In recent years, defect prediction techniques based on deep learning have become a prominent research topic in the field of software engineering. These techniques can identify potential defects without executing the code. However, existing approaches mostly concentrate on determining the presence of defects at the method-level code, lacking the ability to precisely classify specific defect categories. Consequently, this undermines the efficiency of developers in locating and rectifying defects. Furthermore, in practical software development, new projects often lack sufficient defect data to train high-accuracy deep learning models. Models trained on historical data from existing projects frequently struggle to achieve satisfactory generalization performance on new projects. Hence, this paper initially reformulates the traditional binary defect prediction task into a multi-label classification problem, employing defect categories described in the Common Weakness Enumeration (CWE) as fine-grained predictive labels. To enhance the model performance in cross-project scenarios, this paper proposes a multi-source domain adaptation framework that integrates adversarial training and attention mechanisms. Specifically, the proposed framework employs adversarial training to mitigate domain (i.e., software projects) discrepancies, and further utilizes domain-invariant features to capture feature correlations between each source domain and the target domain. Simultaneously, the proposed framework employs a weighted maximum mean discrepancy as an attention mechanism to minimize the representation distance between source and target domain features, facilitating model in learning more domain-independent features. The experiments on 8 real-world open-source projects show that the proposed approach achieves significant performance improvements compared to state-of-the-art baselines.

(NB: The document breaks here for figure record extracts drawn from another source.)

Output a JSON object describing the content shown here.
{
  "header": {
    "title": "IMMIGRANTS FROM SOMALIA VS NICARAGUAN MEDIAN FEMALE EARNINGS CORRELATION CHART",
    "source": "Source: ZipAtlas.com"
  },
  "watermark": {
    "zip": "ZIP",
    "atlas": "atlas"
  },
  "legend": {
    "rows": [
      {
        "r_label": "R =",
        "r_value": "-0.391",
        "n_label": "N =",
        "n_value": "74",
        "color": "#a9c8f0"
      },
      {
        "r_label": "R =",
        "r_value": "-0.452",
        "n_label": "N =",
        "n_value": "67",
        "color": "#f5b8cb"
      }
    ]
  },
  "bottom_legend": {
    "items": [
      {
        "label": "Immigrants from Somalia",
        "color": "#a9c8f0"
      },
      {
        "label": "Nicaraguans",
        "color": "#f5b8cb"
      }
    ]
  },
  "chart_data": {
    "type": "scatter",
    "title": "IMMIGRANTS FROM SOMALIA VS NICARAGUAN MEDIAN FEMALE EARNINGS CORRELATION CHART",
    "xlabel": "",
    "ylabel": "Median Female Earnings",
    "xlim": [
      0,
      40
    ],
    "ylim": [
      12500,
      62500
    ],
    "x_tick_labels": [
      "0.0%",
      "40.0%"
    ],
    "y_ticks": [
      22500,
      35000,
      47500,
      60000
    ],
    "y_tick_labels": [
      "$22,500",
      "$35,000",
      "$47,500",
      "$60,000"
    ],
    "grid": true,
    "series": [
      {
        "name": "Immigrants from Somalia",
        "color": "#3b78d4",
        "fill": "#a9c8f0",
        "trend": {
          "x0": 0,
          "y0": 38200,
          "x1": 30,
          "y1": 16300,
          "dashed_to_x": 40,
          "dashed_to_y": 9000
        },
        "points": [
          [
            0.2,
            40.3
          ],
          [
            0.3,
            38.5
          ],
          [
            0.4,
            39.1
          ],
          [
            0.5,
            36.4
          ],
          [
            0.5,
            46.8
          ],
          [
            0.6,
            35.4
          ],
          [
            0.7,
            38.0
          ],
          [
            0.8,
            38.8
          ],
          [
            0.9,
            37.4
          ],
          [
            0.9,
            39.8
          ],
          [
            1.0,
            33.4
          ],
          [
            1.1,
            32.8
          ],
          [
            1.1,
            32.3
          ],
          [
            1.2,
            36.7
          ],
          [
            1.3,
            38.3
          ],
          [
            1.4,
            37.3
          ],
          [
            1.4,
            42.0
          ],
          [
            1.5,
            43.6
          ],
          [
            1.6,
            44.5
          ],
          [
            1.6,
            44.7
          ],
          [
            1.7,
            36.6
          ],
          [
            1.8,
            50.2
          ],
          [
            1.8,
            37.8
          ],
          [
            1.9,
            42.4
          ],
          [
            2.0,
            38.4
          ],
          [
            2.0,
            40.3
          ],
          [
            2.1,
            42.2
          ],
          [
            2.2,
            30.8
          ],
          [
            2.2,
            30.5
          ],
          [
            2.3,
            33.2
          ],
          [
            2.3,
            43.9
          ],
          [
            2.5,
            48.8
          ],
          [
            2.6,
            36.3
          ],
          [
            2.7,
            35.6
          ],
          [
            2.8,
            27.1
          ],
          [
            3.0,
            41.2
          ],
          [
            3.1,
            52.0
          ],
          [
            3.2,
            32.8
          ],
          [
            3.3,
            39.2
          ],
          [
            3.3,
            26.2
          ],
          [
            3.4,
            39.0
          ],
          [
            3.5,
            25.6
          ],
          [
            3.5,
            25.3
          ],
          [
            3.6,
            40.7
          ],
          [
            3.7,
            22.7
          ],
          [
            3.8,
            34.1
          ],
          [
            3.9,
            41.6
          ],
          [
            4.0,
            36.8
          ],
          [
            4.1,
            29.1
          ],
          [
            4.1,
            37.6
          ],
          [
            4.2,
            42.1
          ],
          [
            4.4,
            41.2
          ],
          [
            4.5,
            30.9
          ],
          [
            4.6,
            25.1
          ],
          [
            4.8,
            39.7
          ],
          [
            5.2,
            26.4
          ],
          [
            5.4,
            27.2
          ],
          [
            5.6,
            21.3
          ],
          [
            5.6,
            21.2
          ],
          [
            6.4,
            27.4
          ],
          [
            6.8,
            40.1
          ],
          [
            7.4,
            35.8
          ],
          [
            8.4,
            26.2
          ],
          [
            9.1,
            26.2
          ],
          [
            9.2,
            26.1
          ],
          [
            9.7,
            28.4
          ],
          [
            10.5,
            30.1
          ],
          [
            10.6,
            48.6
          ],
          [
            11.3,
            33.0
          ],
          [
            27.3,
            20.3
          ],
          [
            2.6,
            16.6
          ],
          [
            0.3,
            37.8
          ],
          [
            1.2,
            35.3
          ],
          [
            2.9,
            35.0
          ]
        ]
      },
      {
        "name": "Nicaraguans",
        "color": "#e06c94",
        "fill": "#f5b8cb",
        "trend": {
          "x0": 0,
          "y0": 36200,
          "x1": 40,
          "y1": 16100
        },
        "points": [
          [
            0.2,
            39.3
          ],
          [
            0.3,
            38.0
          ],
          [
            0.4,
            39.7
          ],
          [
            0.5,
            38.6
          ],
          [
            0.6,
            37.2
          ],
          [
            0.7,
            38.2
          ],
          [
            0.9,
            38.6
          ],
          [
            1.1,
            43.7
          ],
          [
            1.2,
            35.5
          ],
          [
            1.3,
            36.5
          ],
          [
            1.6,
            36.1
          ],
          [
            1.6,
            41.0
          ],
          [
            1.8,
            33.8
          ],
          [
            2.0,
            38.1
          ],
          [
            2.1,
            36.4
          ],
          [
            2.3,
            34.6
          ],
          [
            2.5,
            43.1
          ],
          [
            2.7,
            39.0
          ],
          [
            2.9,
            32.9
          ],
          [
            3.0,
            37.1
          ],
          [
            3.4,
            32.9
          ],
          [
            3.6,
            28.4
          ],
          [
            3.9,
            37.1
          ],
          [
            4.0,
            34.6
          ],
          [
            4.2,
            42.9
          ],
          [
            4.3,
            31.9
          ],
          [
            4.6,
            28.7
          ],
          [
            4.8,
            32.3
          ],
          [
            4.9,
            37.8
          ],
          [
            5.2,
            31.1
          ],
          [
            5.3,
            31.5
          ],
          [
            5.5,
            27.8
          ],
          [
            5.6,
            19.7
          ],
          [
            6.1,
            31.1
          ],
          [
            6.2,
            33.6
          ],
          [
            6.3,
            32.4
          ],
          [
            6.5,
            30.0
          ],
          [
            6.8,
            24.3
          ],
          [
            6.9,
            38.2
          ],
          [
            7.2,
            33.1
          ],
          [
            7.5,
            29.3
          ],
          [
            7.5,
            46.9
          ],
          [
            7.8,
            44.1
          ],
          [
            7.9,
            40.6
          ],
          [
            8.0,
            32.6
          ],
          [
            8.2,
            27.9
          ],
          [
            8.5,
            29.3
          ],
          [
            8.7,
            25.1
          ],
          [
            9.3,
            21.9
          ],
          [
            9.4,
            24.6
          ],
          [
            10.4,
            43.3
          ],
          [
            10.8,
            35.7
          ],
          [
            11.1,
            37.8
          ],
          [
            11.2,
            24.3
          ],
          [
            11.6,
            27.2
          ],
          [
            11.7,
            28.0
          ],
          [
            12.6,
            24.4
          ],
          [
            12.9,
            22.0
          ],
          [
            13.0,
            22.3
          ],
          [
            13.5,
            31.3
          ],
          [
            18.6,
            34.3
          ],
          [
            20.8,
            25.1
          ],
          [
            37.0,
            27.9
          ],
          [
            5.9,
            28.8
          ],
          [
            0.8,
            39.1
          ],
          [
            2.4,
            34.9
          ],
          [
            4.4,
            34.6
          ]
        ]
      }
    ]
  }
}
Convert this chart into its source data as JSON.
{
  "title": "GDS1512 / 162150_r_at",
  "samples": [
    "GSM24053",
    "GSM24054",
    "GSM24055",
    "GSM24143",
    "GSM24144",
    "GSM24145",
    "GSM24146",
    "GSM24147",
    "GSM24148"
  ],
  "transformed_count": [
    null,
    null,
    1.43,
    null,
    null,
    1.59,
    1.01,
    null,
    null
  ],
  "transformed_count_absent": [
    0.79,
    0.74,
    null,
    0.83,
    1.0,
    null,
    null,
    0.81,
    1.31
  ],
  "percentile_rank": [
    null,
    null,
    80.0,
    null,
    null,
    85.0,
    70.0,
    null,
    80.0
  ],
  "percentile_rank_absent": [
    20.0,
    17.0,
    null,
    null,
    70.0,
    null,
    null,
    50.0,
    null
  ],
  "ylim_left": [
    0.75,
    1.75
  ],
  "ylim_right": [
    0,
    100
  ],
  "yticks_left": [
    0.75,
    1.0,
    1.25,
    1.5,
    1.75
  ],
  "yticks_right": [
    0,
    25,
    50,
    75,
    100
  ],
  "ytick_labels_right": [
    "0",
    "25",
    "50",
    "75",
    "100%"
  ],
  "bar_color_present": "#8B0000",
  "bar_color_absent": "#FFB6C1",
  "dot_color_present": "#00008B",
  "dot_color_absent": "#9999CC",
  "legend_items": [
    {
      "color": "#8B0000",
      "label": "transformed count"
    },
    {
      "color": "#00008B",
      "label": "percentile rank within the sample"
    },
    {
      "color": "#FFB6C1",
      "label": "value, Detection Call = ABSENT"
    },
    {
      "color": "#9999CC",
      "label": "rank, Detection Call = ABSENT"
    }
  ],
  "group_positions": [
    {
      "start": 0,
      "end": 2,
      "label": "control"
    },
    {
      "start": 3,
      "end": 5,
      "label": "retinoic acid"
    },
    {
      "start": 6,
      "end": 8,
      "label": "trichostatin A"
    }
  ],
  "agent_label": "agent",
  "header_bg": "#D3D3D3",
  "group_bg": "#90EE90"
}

翻译：近年来，基于深度学习的缺陷预测技术已成为软件工程领域的重要研究课题。这些技术无需执行代码即可识别潜在缺陷。然而，现有方法大多集中于判定方法级代码中是否存在缺陷，缺乏对具体缺陷类别的精确分类能力，从而降低了开发人员定位和修复缺陷的效率。此外，在实际软件开发现实中，新项目往往缺乏足够的缺陷数据来训练高精度的深度学习模型。基于现有项目历史数据训练的模型，在新项目上常难以获得满意的泛化性能。为此，本文首先将传统的二分类缺陷预测任务重新定义为多标签分类问题，采用通用弱点枚举（CWE）中描述的缺陷类别作为细粒度预测标签。为提升模型在跨项目场景下的性能，本文提出了一种融合对抗训练与注意力机制的多源域适应框架。具体而言，该框架采用对抗训练来缓解域（即软件项目）之间的差异，并利用域不变特征捕捉每个源域与目标域之间的特征相关性。同时，该框架采用加权最大均值差异作为注意力机制，以最小化源域与目标域特征之间的表征距离，促进模型学习更多域无关特征。在8个真实开源项目上的实验表明，与最先进的基线方法相比，所提方法获得了显著的性能提升。